Health disparities are not simply a function of poverty, Jones said. “Even if I eliminated income inequality today, if I did not address institutionalized racism, in 20 years we would start to see a stratification by race again in terms of income.”
Jones also highlighted the reciprocal nature of racism – it simultaneously advantages some individuals and groups, while disadvantaging other individuals and groups. But, she added, we often fail to recognize how individuals benefit from the whole history of unfair advantage and how that history continues to contribute to the disparities we see in our society today.
Institutional racism is a system of identifiable mechanisms and structures, policies, practices or values which are different elements of decision making, Jones said. The system determines “who’s at the table and who’s not. What’s on the agenda and what’s not.”

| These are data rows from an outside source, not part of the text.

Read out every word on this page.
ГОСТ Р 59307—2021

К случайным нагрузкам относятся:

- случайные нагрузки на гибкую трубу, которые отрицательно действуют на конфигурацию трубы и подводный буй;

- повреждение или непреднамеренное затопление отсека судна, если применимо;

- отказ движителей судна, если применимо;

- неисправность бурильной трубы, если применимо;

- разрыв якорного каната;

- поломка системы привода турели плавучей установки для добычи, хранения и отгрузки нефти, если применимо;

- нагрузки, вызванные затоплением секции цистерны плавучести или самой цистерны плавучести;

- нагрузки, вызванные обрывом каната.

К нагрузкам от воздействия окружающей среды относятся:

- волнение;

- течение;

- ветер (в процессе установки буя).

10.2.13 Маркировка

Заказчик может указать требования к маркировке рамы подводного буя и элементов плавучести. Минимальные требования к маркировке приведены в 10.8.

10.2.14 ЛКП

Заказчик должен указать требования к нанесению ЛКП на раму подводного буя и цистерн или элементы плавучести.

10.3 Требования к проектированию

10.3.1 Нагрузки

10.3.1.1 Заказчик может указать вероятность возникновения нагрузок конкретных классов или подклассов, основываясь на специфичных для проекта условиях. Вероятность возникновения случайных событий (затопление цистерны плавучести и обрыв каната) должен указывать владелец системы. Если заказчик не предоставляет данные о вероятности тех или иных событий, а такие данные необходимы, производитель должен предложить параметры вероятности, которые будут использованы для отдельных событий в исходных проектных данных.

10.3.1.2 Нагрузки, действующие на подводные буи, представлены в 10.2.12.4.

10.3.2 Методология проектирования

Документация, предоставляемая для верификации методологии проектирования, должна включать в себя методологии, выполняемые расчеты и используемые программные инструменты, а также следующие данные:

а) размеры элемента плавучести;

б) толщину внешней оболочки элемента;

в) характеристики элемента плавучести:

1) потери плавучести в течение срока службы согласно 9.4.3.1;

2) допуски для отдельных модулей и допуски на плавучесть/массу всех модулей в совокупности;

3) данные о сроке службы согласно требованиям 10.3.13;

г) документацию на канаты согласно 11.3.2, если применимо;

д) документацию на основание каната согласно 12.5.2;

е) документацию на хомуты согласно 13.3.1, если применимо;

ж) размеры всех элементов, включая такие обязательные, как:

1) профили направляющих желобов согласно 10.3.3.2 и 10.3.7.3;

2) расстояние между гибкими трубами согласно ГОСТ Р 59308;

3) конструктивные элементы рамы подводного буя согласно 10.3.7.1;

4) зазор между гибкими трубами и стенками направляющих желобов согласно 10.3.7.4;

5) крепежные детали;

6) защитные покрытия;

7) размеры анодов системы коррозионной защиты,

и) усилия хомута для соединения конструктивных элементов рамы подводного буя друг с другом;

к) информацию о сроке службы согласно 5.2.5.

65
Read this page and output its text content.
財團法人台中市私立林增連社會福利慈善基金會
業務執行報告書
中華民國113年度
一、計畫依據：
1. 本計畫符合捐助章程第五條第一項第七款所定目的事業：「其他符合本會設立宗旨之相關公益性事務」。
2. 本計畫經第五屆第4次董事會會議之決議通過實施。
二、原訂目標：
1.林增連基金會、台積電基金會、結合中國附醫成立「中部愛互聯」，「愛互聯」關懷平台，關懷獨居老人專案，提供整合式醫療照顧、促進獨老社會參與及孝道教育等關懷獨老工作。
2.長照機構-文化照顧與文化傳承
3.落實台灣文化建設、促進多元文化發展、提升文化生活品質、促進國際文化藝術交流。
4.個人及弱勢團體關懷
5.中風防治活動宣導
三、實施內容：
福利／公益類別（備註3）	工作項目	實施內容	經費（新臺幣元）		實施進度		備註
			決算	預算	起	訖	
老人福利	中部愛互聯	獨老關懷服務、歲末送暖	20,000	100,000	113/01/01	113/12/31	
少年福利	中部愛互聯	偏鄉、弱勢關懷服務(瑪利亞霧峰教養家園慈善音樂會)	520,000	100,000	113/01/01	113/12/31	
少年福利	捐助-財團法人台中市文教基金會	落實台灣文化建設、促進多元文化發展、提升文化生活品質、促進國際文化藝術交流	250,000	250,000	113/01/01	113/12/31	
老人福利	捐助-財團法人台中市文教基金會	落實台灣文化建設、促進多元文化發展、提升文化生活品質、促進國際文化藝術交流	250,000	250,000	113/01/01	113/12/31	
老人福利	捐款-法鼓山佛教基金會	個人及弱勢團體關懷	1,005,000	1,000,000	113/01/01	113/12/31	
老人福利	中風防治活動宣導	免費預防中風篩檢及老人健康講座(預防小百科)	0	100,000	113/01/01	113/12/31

It takes the form of disparities in quality housing, employment opportunities, income, differences in access to medical facilities including linguistic access, the disproportionate places of toxic dumpsites in communities of color, and access to information such as health or familial history or legal advice, Jones said. It’s not just things that are being done to people of color, but also things that are not being done.
“Achieving health equity requires valuing all of the individuals in a population equally, recognizing and rectifying historical injustices and providing resources not equally but according to need,” Jones said. Failing to invest in all our communities is a waste of human resources. “Health disparities will be eliminated if health equity is achieved.”
“Dr. Jones is a leading voice on health equity. She challenges each of us to think critically about laws, policies and practices that keep some in our society from reaching their full potential and how we might become agents of change,” said center director and professor Leslie Wolf. “Her keynote emphasized the theme of health equity infused throughout the conference.”
The conference also offered a sneak peek of the exhibit, Health is a Human Right: Race and Place in America, housed at the College of Law and sponsored by the School of Public Health, the Center for Law, Health & Society and the University Library.